I guess it's my inner 8 year old. Christmas is a great season, and Halloween can be fun, but there's something especially good about a holiday that you don't have to share. If someone wishes you Happy New Year, the polite response is something like "You, too." When someone wishes you a happy birthday, your only obligation is to smile and say thank you. It's just yours.
Sure, I share my birthday with Jerry Lewis and Erik Estrada so for them, I'll make an exception. If Ponch wishes me a happy birthday, I'll pull down my sunglasses, hike up my boots and say, "You, too."
A few years back, I somewhat inadvertantly launched a tradition called Johnukkah. I'd been crazy busy with school and wanted to make sure he didn't think I took him for granted, so I gave him little gifts for the seven days leading up to his birthday. He not only took to the idea enough that it became an annual thing, but his friends started wishing him happy Johnukkah. In fact, somewhere out in cyberspace is a Johnukkah web site Jack built after John's 40th birthday.
In the natural evolution of such a perfectly indulgent idea, of course I needed my own named birthday festival. I'd already informed John when our relationship was very young that I expected a very big fuss to be made about my birthday -- hey, you don't ask, you don't get -- so this was just attaching a name to my previously declared demands.
Friends tried a few options, but I think it was Parker who finally landed on Colloween. It doesn't have the natural implication of a several-day observance like Johnukkah, but how many options are there? Collolent? The 12 Days of Col-mass?
Today's mail brought my first birthday gift: an outstanding leopard-print flask from Katie. It's just the thing for the fashionable girl who wants to smuggle hooch into an overpriced Manhattan lounge.
Lara informed me recently that if I get a package from Vintage Lucy's, "it may or may not be
from Rob and me." Lara's the perfect mix of fashionable and hilarious, so I may knock our crabby old mail lady down to snatch that package from her hands. The suspense is killing me.
Colloween officially starts tomorrow. This means that through executive fiat I can just declare my every desire and John is honor bound to provide. If I want coffee in bed, then brunch at someplace swanky, that's my prerogative. Or I might feel like hanging around all day at home and having John cook me dinner. Or maybe I'll just want a big piece of banana cake from Billy's.
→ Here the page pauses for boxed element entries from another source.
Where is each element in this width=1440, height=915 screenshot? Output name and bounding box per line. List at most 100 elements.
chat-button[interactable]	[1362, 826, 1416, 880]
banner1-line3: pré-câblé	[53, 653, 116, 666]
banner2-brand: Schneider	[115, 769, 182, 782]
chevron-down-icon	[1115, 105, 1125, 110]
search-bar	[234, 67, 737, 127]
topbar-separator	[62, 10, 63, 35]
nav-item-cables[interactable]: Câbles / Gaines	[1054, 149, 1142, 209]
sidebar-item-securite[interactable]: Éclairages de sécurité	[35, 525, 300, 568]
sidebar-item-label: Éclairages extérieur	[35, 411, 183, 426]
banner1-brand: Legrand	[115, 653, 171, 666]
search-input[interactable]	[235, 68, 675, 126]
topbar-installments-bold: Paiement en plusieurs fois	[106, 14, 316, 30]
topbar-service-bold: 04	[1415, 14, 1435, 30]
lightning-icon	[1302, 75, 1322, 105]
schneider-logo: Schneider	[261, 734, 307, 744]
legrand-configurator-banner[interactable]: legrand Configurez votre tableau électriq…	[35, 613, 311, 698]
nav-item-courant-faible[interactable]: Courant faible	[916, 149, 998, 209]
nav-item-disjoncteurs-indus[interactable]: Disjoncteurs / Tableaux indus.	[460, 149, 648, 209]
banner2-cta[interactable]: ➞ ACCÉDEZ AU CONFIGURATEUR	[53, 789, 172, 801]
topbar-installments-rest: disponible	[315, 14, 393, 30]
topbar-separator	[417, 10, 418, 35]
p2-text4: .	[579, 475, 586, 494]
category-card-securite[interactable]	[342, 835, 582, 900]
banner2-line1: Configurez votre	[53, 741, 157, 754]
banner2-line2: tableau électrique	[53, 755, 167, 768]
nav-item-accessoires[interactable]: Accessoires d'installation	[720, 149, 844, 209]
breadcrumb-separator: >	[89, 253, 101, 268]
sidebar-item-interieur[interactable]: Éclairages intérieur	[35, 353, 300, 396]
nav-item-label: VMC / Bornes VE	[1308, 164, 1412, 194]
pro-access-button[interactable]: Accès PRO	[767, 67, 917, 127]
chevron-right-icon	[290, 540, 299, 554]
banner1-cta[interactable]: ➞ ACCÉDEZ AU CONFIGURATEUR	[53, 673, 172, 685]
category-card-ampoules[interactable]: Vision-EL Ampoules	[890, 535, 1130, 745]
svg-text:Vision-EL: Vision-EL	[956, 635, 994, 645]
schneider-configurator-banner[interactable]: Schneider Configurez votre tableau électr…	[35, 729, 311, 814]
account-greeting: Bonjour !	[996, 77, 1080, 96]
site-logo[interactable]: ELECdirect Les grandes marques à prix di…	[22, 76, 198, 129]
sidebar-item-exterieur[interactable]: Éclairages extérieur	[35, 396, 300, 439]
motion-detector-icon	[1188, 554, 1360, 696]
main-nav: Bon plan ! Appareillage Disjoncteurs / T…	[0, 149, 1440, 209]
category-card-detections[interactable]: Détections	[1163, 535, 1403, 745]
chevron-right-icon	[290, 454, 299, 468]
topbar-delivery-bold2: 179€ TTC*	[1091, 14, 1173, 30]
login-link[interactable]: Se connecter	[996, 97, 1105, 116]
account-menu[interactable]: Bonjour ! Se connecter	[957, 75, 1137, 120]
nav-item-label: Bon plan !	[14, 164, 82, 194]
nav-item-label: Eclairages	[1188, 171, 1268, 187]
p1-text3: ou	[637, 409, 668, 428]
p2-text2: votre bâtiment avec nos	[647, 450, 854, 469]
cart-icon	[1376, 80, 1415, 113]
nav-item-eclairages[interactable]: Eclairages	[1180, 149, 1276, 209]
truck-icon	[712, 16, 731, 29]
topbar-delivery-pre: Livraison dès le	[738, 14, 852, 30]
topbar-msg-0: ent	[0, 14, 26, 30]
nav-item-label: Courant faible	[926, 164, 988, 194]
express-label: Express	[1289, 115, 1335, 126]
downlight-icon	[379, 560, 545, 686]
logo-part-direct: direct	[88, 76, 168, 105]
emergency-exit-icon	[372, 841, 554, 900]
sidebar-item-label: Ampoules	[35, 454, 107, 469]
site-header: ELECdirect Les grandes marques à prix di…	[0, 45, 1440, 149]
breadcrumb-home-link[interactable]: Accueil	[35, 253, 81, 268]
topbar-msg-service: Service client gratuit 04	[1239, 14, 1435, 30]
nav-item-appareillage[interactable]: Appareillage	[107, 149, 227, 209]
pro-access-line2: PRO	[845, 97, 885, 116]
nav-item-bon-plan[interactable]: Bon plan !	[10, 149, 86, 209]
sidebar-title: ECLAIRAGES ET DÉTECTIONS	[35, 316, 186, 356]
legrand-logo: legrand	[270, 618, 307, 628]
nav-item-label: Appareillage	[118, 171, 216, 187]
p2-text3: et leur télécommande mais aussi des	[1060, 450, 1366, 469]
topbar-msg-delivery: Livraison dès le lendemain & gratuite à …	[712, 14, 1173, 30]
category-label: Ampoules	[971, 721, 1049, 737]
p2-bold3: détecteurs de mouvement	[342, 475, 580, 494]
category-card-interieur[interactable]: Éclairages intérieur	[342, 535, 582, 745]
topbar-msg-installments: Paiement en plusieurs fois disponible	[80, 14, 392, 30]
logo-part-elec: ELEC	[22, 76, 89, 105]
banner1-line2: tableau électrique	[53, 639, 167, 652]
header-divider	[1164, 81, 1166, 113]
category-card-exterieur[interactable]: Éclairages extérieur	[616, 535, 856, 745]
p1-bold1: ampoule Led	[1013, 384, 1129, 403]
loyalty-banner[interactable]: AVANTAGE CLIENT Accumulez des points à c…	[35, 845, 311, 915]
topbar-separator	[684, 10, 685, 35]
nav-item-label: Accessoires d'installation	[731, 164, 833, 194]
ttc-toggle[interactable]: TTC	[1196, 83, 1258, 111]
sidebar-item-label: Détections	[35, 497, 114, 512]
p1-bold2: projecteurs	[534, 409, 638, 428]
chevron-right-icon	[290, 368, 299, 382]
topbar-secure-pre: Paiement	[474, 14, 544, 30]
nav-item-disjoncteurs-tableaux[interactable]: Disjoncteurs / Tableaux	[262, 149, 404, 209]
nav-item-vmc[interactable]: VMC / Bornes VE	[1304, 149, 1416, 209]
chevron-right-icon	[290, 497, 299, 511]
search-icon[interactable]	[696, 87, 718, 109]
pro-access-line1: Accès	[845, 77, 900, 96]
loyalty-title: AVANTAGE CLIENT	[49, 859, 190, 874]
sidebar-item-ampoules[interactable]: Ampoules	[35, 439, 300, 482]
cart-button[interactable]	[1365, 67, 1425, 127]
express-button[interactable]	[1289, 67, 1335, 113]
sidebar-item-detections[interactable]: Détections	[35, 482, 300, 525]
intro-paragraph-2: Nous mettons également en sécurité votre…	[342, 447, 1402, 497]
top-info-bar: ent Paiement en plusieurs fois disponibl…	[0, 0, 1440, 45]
On my actual birthday, we're going to Carnegie Hall for Marvin Hamlisch conducting the New York Pops. (I remember digging him on The Great Space Coaster as a kid.) We'll probably get dinner before, but it's tough to squeeze in much between when I get off work and the start of the show. Could be a cart knish on the street. And you know what? I love those, too.
2 Comments:
A very Happy Birthday to you from Elli and Deb in A2! I love the concept of Colloween.
Elli
By Elli, at 3/10/2007 11:02 PM
Happy Colloween!!! Such a cool name. I heartily endorse the idea of spreading out the birthday celebration as long as possible. Have a lovely time and indulge!